De ce point de vue, la série Study for Treatise on the Veil (Study I à Study IV, 2004 à 2009) marque un stade important de la réflexion du compositeur sur sa propre pratique artistique. Cette série est doublement inspirée par la calligraphie. Le compositeur considère que « [son] idéal pour la conception d’une œuvre d’art est celui de la calligraphie japonaise : des années, des décennies de préparation et de concentration, et puis ensuite l’action d’un seul geste iconique qui a lieu en deux secondes et ne peut plus être modifié. » Conscient de ce que le temps long de la composition interdit une telle immédiateté du geste, il a quand-même réfléchi à la façon de transposer dans un art du son un phénomène comme celui du geste pictural. Les études sur Treatise on the Veil sont en partie des études sur le dessin, sur la recherche d’une apparente spontanéité du graffiti, de l’inscription, et se réfèrent pour cette raison à l’œuvre éponyme (1968) de Cy Twombly, chez qui la thématique du voile apparait également, la même année, dans Veil of Orpheus. Le voile dont il est question ici est aussi celui au travers duquel Cy Twombly laisse souvent appréhender ses toiles en les recouvrant d’une couche claire qui en estompe les contrastes, en référence au velo italien, inventé par Vinci pour appréhender la perspective, et à travers duquel Pintscher nous fait aussi volontiers appréhender les détails de son écriture, au moyen de modes de jeu partiellement bruiteux ou de cordes préparées. Le compositeur établit un parallèle entre archet et pinceau, soumis tous deux à des mouvements subtils et à des pressions variables selon la densité escomptée. Dans Study III for “Treatise on the Veil” (2007) par exemple, les deux cordes sont préparées par adjonction d’un morceau de papier produisant des sons distordus, chargés d’harmoniques aigus, et en effet « voilés » (verhangen) par un halo quasi électronique. En outre, deux sortes de sourdine, dont celle en métal, sont utilisées, et le mode privilégié de contact entre l’archet et la corde est leflautando, produit par un mouvement lent avec peu de poids. De ce point de vue, le duo pour alto et violoncelle Janusgesicht (2001) préfigure clairement cette écriture du voile appliquée aux cordes, riche de très nombreux micro-détails, tandis que*En sourdine* (2002) pour violon et orchestre laisse apparaître dans le dessin de la partie soliste le modèle implicite de la ligne calligraphique.

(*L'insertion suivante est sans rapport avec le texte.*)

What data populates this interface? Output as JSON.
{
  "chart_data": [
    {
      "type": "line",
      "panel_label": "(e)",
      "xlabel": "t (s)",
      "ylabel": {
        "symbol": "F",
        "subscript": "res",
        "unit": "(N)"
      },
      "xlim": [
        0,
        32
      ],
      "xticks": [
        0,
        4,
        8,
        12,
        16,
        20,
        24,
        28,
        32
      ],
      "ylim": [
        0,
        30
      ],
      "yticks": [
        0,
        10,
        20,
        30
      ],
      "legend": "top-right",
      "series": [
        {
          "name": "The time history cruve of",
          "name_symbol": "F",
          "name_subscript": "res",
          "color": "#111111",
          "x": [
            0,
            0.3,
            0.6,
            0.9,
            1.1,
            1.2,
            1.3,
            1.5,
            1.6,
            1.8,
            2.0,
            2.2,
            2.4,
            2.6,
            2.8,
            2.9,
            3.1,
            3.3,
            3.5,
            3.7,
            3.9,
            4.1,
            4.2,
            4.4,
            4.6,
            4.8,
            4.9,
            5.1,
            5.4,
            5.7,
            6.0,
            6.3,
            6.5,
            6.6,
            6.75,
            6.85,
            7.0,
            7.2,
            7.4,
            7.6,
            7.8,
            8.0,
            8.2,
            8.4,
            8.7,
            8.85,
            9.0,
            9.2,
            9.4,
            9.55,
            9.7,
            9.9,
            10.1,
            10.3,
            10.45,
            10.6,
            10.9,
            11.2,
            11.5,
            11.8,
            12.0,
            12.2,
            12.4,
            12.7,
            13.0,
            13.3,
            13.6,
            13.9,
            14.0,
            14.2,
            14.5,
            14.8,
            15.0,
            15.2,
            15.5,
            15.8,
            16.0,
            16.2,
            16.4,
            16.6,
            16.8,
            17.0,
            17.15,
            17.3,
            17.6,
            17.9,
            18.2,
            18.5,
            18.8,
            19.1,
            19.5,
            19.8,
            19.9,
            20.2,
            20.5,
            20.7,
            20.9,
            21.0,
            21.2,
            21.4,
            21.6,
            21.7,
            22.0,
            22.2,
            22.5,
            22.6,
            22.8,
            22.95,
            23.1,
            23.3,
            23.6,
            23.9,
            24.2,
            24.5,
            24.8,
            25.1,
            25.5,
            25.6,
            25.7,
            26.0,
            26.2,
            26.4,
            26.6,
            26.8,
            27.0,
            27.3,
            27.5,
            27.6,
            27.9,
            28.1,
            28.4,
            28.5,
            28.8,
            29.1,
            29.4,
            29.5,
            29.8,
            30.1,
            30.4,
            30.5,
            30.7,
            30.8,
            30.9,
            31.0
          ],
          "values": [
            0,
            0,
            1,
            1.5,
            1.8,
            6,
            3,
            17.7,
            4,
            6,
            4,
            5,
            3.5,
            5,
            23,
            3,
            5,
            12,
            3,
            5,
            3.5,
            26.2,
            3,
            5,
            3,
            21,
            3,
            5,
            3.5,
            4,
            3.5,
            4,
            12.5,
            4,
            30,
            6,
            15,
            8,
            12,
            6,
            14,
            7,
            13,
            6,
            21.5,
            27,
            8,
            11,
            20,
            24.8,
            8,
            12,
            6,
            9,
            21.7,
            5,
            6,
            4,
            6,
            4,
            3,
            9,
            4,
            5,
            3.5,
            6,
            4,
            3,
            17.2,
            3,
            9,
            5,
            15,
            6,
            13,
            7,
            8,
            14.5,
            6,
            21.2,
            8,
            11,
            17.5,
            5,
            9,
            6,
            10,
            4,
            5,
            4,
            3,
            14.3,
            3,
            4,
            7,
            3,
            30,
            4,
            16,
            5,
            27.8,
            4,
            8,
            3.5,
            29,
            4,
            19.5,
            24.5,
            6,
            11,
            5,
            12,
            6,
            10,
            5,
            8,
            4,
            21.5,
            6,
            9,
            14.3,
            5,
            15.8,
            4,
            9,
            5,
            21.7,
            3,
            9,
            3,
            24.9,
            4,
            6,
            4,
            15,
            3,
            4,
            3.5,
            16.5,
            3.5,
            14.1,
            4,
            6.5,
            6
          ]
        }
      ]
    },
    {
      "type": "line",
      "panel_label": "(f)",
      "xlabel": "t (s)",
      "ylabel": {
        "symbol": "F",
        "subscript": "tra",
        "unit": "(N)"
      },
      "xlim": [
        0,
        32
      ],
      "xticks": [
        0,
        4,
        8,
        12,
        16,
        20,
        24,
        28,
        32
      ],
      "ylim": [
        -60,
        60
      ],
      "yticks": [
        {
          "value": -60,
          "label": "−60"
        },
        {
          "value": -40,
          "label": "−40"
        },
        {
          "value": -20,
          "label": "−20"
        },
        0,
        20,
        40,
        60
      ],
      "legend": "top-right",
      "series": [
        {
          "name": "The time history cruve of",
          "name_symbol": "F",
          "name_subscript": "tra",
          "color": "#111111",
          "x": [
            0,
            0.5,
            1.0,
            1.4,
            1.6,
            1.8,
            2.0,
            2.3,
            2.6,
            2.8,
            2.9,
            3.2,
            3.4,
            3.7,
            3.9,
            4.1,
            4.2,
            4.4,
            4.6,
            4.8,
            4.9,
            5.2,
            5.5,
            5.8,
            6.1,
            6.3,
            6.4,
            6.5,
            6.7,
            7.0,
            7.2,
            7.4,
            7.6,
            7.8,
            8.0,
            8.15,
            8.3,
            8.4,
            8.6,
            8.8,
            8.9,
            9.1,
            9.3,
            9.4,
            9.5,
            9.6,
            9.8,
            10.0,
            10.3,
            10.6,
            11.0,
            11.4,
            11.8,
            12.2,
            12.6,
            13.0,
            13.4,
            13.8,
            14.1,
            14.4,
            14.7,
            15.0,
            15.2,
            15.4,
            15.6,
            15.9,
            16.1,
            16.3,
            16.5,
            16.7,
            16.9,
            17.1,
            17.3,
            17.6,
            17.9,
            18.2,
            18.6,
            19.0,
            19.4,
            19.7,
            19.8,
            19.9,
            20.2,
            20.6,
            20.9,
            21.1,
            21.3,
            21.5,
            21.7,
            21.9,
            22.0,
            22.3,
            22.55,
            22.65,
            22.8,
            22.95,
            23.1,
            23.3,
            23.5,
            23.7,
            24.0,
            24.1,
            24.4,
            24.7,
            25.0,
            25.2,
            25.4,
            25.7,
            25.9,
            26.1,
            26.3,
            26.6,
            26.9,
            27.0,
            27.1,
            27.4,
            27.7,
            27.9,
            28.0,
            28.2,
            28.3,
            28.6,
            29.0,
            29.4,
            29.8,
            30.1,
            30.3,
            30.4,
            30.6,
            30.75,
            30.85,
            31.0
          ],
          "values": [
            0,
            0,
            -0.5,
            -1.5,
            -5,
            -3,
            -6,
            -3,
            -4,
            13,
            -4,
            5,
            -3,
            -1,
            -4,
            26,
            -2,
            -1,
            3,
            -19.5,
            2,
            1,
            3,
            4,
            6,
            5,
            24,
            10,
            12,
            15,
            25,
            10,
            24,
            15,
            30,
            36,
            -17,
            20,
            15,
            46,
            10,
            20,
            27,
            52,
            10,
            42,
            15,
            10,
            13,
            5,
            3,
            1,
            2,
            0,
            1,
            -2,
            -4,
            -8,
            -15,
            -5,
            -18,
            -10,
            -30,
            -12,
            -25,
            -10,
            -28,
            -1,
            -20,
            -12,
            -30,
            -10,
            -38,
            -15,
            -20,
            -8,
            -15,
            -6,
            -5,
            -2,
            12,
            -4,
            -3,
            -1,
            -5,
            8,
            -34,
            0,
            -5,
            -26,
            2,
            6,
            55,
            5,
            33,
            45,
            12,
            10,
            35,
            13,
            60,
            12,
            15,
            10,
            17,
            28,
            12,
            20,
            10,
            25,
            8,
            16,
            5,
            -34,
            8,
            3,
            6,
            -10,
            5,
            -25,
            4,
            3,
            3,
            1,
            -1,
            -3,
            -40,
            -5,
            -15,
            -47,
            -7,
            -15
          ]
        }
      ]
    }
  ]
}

La référence à Anselm Kierfer est directe dans Chute d’étoiles (2012), dont le titre est la traduction exacte de Sternenfall, qui avait été créé en 2007 au Grand Palais pour la Monumenta 2007. On peut supposer que l’influence de cet artiste réside notamment dans la place que prend chez lui le rapport de la matière et de la couleur, la seconde émanant de la première. Outre le mythe d’Osiris – le dieu tué par son violent frère Seth, qui répand ses morceaux dans tout le pays, lesquels seront patiemment rassemblés par Isis, permettant ainsi sa résurrection –, c’est son traitement par Beuys dans Osiris (1970/79) qui intéresse le compositeur dans l’étude pour orchestre Towards Osiris. Alors que Beuys applique des morceaux de tissus sur un toile brute, Pintscher expose un son en tant qu’unité organique, le décompose en éléments distincts qu’il nous laisse observer et le reconstruit, lui communicant par cette opération de nouvelles qualités sonores.
Pintscher est très sensible à l’art de Barnett Newman, auquel il emprunte le titre du cycle Profiles of light qui réunit piano et violoncelle, et celui de chacune des ses pièces consititutives, Now I, Now II, et Uriel. Le compositeur retient de son observation des plasticiens une certaine communauté d’objectifs en dépit de moyens spécifiques à chaque art, et notamment l’idée d’une écriture en strates. Il ne s’agit pas là seulement, ou pas même nécessairement, du principe technique de superposition de strates, comme par exemple chez Rothko, mais de l’idée selon laquelle « toute grande œuvre d’art, qu’il s’agisse d’architecture, de peinture, de sculpture, poésie, roman, musique, etc., a une qualité, qui est ne pas asséner un message complètement formulé à son public »10. Cette qualité tient à la formulation ouverte et stratifiée du sens, offrant au récepteur un espace qu’il pourra investir.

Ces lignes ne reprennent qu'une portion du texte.